The answer lies in understanding what makes investing successful over time. Despite decades of technological advancement, the core challenges of investing remain remarkably consistent: Managing emotions during market volatility, maintaining discipline during euphoric bubbles and depressing crashes, understanding the difference between price and value, and, most importantly, knowing yourself well enough to decide on one’s goals and to stick to a sensible long-term strategy.

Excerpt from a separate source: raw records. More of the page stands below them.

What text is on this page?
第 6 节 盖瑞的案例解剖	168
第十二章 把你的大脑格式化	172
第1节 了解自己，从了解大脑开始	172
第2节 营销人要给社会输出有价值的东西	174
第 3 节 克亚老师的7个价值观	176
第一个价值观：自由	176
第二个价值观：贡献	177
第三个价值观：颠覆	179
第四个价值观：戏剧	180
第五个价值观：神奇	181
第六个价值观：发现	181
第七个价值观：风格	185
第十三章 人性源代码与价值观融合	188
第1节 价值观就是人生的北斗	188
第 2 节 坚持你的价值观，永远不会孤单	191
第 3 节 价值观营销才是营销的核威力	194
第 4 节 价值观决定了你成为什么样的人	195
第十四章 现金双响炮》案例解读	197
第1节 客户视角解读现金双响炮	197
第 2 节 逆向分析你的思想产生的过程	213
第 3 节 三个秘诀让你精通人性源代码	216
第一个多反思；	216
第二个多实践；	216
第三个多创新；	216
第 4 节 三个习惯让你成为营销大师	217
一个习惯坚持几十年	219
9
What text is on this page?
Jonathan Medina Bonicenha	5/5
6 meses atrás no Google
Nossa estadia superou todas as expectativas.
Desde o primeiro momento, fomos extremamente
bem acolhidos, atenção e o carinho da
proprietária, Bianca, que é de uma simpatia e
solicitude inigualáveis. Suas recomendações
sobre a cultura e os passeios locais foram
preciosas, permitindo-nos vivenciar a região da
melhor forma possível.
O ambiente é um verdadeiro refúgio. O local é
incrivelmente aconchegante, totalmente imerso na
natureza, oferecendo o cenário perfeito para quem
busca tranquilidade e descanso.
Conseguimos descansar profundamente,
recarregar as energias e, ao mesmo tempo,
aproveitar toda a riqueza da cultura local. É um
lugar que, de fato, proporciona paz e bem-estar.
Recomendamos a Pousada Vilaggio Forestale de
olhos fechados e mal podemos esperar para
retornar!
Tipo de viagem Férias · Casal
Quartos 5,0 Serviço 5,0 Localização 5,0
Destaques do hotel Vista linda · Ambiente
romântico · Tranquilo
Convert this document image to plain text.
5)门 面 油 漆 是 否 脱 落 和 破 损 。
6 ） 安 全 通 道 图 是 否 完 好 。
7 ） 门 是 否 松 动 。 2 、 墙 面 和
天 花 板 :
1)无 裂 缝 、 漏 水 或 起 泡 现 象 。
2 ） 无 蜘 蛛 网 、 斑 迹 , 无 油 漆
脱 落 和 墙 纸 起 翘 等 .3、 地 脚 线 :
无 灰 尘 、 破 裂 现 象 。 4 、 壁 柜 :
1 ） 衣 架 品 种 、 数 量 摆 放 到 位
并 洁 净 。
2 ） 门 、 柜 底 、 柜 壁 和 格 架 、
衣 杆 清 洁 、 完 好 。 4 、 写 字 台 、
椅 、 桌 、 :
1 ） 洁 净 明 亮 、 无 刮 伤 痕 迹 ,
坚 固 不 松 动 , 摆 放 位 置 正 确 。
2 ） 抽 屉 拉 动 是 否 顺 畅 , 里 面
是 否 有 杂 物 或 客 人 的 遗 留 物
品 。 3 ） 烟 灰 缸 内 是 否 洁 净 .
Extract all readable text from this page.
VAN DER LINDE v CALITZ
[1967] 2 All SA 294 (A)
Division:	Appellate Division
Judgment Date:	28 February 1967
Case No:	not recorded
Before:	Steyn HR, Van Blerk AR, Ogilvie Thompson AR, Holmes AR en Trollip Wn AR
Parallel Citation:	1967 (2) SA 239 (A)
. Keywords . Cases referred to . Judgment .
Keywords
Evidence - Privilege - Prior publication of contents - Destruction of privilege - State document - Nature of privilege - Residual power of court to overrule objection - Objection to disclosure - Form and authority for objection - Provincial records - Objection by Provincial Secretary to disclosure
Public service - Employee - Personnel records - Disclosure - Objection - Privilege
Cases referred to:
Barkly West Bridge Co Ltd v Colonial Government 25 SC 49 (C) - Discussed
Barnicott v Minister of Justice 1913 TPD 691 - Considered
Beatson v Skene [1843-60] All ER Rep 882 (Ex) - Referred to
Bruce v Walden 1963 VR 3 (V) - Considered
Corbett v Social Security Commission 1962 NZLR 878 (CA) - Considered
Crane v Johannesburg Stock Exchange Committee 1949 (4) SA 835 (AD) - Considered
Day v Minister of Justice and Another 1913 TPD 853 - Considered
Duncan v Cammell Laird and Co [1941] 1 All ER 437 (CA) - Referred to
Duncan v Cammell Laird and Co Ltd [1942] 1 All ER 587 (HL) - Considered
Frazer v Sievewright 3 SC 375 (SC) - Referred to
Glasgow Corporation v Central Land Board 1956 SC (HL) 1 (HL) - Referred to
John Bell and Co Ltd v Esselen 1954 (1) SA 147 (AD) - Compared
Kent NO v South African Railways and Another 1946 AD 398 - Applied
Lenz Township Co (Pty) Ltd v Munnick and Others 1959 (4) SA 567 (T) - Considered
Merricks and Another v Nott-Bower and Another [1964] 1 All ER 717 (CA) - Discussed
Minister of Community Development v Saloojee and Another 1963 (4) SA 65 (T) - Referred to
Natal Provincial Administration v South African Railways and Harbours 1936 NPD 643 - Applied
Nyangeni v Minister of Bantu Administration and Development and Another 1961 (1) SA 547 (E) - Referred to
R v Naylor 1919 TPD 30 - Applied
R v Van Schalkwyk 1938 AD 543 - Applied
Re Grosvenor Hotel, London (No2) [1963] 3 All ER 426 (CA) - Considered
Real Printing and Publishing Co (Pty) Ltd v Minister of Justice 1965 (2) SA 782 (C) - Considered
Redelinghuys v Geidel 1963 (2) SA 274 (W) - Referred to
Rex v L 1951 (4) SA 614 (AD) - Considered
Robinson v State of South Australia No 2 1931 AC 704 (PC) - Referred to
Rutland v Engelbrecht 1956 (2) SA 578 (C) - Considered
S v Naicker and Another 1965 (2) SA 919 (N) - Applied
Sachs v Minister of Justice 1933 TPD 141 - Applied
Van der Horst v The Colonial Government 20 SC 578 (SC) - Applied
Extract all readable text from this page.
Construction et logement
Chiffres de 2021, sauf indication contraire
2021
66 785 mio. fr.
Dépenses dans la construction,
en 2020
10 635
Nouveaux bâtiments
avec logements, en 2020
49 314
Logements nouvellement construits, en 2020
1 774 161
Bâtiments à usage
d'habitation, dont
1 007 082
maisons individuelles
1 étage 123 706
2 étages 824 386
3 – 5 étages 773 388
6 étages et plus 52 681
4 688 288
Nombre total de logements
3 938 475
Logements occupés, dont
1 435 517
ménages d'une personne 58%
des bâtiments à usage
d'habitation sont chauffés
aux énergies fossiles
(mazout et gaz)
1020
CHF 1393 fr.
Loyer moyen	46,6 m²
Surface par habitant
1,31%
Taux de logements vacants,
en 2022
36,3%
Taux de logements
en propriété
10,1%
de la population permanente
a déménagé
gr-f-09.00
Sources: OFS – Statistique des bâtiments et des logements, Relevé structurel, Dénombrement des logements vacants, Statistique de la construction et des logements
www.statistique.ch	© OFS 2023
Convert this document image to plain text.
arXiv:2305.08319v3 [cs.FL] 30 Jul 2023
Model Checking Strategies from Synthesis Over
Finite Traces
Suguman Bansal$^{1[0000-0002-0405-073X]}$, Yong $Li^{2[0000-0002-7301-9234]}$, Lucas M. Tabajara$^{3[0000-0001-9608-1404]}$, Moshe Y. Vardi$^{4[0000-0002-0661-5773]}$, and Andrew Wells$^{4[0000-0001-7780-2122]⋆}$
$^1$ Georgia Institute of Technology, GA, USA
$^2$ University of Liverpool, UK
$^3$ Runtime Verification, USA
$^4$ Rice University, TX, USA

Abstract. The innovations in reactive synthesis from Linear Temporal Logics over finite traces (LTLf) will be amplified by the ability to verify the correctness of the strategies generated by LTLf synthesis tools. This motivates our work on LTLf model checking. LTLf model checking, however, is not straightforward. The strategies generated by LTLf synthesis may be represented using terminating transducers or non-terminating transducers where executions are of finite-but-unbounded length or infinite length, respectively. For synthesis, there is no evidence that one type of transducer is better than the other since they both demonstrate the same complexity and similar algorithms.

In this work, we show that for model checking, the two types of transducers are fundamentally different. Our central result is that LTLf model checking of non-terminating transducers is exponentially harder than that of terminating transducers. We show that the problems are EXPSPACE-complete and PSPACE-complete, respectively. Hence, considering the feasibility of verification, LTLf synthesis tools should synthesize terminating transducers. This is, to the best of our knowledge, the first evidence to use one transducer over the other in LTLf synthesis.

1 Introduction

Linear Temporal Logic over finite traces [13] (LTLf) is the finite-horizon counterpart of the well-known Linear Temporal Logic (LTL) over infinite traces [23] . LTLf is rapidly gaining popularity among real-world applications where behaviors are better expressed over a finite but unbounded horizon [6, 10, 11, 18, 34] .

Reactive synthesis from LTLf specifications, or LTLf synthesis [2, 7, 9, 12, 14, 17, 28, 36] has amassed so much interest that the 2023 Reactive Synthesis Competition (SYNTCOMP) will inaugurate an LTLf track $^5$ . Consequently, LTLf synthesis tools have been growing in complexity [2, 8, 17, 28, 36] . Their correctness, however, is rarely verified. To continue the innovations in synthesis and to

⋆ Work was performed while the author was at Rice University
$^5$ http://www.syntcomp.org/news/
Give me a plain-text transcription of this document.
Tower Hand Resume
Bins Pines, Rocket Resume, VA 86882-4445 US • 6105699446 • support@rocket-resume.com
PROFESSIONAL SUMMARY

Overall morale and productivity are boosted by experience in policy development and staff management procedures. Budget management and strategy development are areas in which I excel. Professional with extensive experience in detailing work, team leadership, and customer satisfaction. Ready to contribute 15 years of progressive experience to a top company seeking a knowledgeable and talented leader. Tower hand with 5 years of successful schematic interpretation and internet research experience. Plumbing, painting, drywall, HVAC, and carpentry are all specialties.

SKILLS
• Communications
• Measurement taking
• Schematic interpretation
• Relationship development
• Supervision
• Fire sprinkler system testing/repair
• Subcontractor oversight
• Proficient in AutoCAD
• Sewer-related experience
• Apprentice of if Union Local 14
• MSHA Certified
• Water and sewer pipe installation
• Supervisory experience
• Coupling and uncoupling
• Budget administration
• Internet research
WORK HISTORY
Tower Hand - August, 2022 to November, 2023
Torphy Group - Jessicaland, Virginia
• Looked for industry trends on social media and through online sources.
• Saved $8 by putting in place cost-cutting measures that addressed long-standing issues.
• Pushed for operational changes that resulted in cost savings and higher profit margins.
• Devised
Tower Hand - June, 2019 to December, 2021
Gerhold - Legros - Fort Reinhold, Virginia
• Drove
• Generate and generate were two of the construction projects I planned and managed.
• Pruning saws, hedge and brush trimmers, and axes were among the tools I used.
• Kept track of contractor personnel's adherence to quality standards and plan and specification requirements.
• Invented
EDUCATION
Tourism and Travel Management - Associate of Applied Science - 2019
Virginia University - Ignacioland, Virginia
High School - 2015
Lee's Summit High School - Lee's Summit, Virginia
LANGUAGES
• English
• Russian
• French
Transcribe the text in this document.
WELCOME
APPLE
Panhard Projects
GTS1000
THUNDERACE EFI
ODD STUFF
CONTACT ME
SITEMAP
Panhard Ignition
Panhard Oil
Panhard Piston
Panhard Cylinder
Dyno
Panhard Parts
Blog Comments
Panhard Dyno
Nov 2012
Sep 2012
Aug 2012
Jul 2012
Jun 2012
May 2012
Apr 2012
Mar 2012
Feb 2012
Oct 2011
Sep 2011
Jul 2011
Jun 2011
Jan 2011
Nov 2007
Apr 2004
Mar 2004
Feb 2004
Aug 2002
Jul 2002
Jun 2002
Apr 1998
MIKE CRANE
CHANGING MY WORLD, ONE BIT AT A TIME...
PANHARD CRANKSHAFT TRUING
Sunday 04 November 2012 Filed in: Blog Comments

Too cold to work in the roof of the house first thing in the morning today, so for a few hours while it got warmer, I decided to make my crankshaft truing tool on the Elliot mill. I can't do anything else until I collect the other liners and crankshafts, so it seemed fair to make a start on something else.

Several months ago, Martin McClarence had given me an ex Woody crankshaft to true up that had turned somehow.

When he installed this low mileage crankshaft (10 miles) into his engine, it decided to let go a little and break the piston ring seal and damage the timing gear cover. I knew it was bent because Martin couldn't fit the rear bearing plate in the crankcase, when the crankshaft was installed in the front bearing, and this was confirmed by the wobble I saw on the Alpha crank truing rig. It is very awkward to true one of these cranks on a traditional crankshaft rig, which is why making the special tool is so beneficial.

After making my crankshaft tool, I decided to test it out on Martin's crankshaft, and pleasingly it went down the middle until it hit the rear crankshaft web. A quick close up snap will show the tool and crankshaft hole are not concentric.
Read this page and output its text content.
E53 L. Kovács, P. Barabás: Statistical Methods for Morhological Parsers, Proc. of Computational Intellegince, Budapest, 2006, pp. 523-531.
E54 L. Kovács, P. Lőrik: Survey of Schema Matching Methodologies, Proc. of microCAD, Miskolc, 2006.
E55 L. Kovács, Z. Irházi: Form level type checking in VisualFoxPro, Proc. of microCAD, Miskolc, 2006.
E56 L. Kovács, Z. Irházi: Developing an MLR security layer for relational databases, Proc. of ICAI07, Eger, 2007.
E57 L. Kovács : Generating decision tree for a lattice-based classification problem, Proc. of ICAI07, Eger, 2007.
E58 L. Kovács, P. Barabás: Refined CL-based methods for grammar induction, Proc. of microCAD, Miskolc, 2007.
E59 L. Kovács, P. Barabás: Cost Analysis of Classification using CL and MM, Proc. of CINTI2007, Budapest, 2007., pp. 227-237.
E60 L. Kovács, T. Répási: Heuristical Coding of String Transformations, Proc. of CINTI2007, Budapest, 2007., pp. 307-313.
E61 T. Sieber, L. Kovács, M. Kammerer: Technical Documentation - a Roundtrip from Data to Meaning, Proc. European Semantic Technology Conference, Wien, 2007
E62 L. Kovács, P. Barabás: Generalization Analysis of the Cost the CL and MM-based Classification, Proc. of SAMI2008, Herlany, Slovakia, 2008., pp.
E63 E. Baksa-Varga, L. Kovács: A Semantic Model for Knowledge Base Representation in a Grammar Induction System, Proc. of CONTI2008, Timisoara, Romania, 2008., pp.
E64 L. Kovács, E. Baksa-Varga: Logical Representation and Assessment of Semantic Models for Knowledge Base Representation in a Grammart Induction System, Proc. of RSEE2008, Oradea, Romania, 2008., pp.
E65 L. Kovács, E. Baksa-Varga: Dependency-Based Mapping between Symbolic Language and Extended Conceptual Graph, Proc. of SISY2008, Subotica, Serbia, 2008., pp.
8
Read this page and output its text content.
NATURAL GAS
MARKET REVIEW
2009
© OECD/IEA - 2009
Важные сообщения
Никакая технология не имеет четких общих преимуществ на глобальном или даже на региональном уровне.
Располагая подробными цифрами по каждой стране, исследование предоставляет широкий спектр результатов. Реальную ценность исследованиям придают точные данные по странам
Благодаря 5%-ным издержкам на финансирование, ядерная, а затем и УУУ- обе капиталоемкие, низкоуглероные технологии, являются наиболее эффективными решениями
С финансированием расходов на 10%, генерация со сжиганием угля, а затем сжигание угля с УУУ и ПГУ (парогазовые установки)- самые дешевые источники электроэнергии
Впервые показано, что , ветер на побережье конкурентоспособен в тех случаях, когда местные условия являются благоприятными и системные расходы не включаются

These are all human challenges that require human solutions. An AI may identify undervalued companies more quickly than any human analyst. Still, it cannot help you resist the urge to panic-sell during a market crash or prevent you from chasing the latest investment fad. It cannot teach you the patience required for compound growth or the wisdom to ignore daily market noise.

Unfamiliar territory

Moreover, there’s a fundamental risk in using AI for tasks beyond your competence. If you don’t understand the basics of equity valuation, how can you evaluate whether an AI’s stock recommendations are sensible? If you haven’t developed an investment philosophy, how will you know whether an algorithm’s approach aligns with your goals and risk tolerance? Using AI as a crutch for knowledge you lack is like using GPS navigation in unfamiliar territory without understanding basic geography—you’re completely dependent on technology working perfectly in situations where it might not.

The most promising applications of AI in investing today are precisely those that enhance rather than replace human judgment. Research acceleration, pattern recognition in large datasets, document analysis, and portfolio monitoring are all areas where AI can genuinely help informed investors become more effective.

The key insight is that AI works best as a collaborator with expertise, not as a substitute for it. For retail investors, this means the fundamentals remain unchanged: Understand what you’re investing in, develop a coherent strategy, maintain discipline, and stay focused on long-term goals. AI can help you research more efficiently and remain informed more easily, but it cannot replace the knowledge, patience, and emotional discipline that successful investing ultimately requires.

The technology is great, but the wisdom to use it effectively remains a human quality.

Dhirendra Kumar is the founder and chief executive of Value Research, an independent investment advisory firm.